Page 20 of Vengeful Melodies (Heaven’s Guilt Revenge Tour Duet #1)
Chapter Twenty
Takoa
She looks at me like I’ve given her something she doesn’t know how to hold. And maybe I have.
Maybe I’m just as reckless as she is—offering steadiness I don’t always feel, pretending the fire under my skin isn’t raging every time she steps too close.
Since my hand brushed hers on that stage, and our eyes locked—like I was seeing a woman I shouldn’t want, but can’t stop wanting, even though I barely know anything about her.
It could be a disaster. And yet, I welcome it. Foolishly, like a moth to flame.
I stay where I am—elbows on my knees, voice low, because she doesn’t need another man trying to own her pain. She needs someone willing to stay inside it with her.
So I do.
Even when my chest aches with all the words I swallow instead.
When she whispers, “I don’t want to be a mistake,” something inside me fucking snaps.
She doesn’t see what I see. Doesn’t see how she’s calm amid chaos—the thread stitching together the broken edges of this band, tying us to something we didn’t know we were missing until she showed up.
She’s scared. And, fuck, so am I.
I’ve lived inside fear my whole life. Fear of losing the music. Fear of losing myself. Fear that someday, everything I’ve built will just echo empty noise in an abandoned room.
But she’s not noise. She’s sound.
Real, vibrating, aching sound—raw and sacred and alive. Something I didn’t even realize I was waiting for.
So I keep my hands to myself. Even when all I want is to trace the line of her jaw, to show her she’s not a mistake—she’s a beginning.
When she says, “I don’t want to break this,” I give her the only truth I’ve got: “Then don’t. Just… build it differently.”
Because whatever this is between us—it doesn’t need rules. It just needs honesty.
And in this moment, watching her finally draw a full breath, like she’s surfacing from drowning— She’s the most honest thing I’ve ever seen.
I can hear songs in my head already—not for the crowd, not for the stage—for her.
Because sometimes the muse doesn’t burst in screaming. Sometimes she stumbles in—scared, soft, unsure. And all I want is to protect the sound she makes when she finally lets herself breathe.
The late afternoon light slips through the studio windows in slanting gold beams, painting dust motes that float like ghosts in the stale air.
The faint tang of sweat, old leather, and lingering cigarette smoke clings to everything—reminders of the road we’ve traveled and the chaos that follows us like a shadow.
She moves like she’s carrying the weight of a thousand storms, collapsing onto the spare couch with a slow, ragged breath.
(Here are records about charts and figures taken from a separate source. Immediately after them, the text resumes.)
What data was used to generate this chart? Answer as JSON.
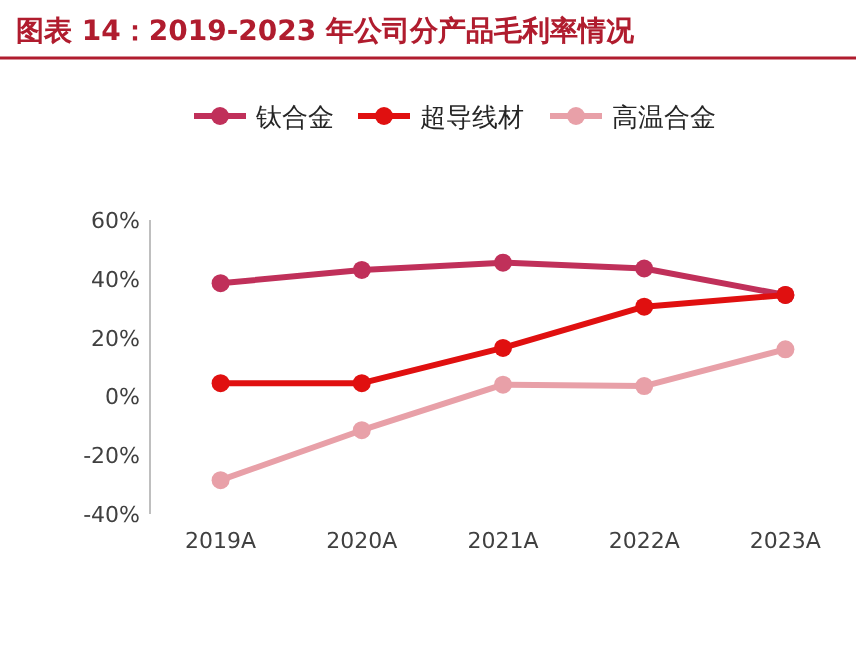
{
  "chart_data": {
    "type": "line",
    "title": "图表 14：2019-2023 年公司分产品毛利率情况",
    "categories": [
      "2019A",
      "2020A",
      "2021A",
      "2022A",
      "2023A"
    ],
    "series": [
      {
        "name": "钛合金",
        "color": "#c0305a",
        "values": [
          38.5,
          43,
          45.5,
          43.5,
          34.5
        ]
      },
      {
        "name": "超导线材",
        "color": "#e01010",
        "values": [
          4.5,
          4.5,
          16.5,
          30.5,
          34.5
        ]
      },
      {
        "name": "高温合金",
        "color": "#e8a0a8",
        "values": [
          -28.5,
          -11.5,
          4,
          3.5,
          16
        ]
      }
    ],
    "ylim": [
      -40,
      60
    ],
    "yticks": [
      {
        "value": -40,
        "label": "-40%"
      },
      {
        "value": -20,
        "label": "-20%"
      },
      {
        "value": 0,
        "label": "0%"
      },
      {
        "value": 20,
        "label": "20%"
      },
      {
        "value": 40,
        "label": "40%"
      },
      {
        "value": 60,
        "label": "60%"
      }
    ],
    "grid": false,
    "legend": "top",
    "marker": "circle",
    "line_style": "solid"
  }
}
Exhaustion hums through her muscles, raw and honest. The soft thump of Jack’s paws on the floor and his steady, warm presence beside her feels like the only thing tethering her to this moment.
I sit nearby, clutching Beast and Briar —one of my favorite books, a dark weave of power and pain and impossible beauty. Its pages whisper secrets I’m both drawn to and afraid of, much like her. I flip the worn paper slowly, but my gaze drifts again to her.
She’s a wildfire wrapped in silk, fierce even in sleep, fragile beneath the surface. There’s a chaos inside her I want to soothe but can’t claim—something jagged and beautiful that scares me, because I know all too well what it means to be broken and burning at the same time.
Voices and laughter drift from the front of the bus, faint and distant—Bash’s British drawl slipping through with a rough joke, Kaiser’s quiet chuckle riding the edges of their wild energy.
But here, in this small pocket of calm, it’s just the hum of the road, the whisper of music from her headphones, and the turn of pages in my hands.
The noise outside feels like a world away, but inside me, the storm rages—questions, fears, and a stubborn hope tangled in the same breath. I wonder how much she sees, how much she feels beneath her guarded gaze. How much she fights just to breathe in a world that’s already tried to burn her down.
She stirs beside me, the slow rise and fall of her chest matching the steady rhythm of Jack’s breathing.
And in this fragile silence, I know it’s more than the music that’s keeping us alive on this endless road. It’s the storm raging beneath our skin—the kind that can either tear us apart or carve something fierce and lasting from the wreckage.
Maybe, just maybe, we’re walking right into the eye of it.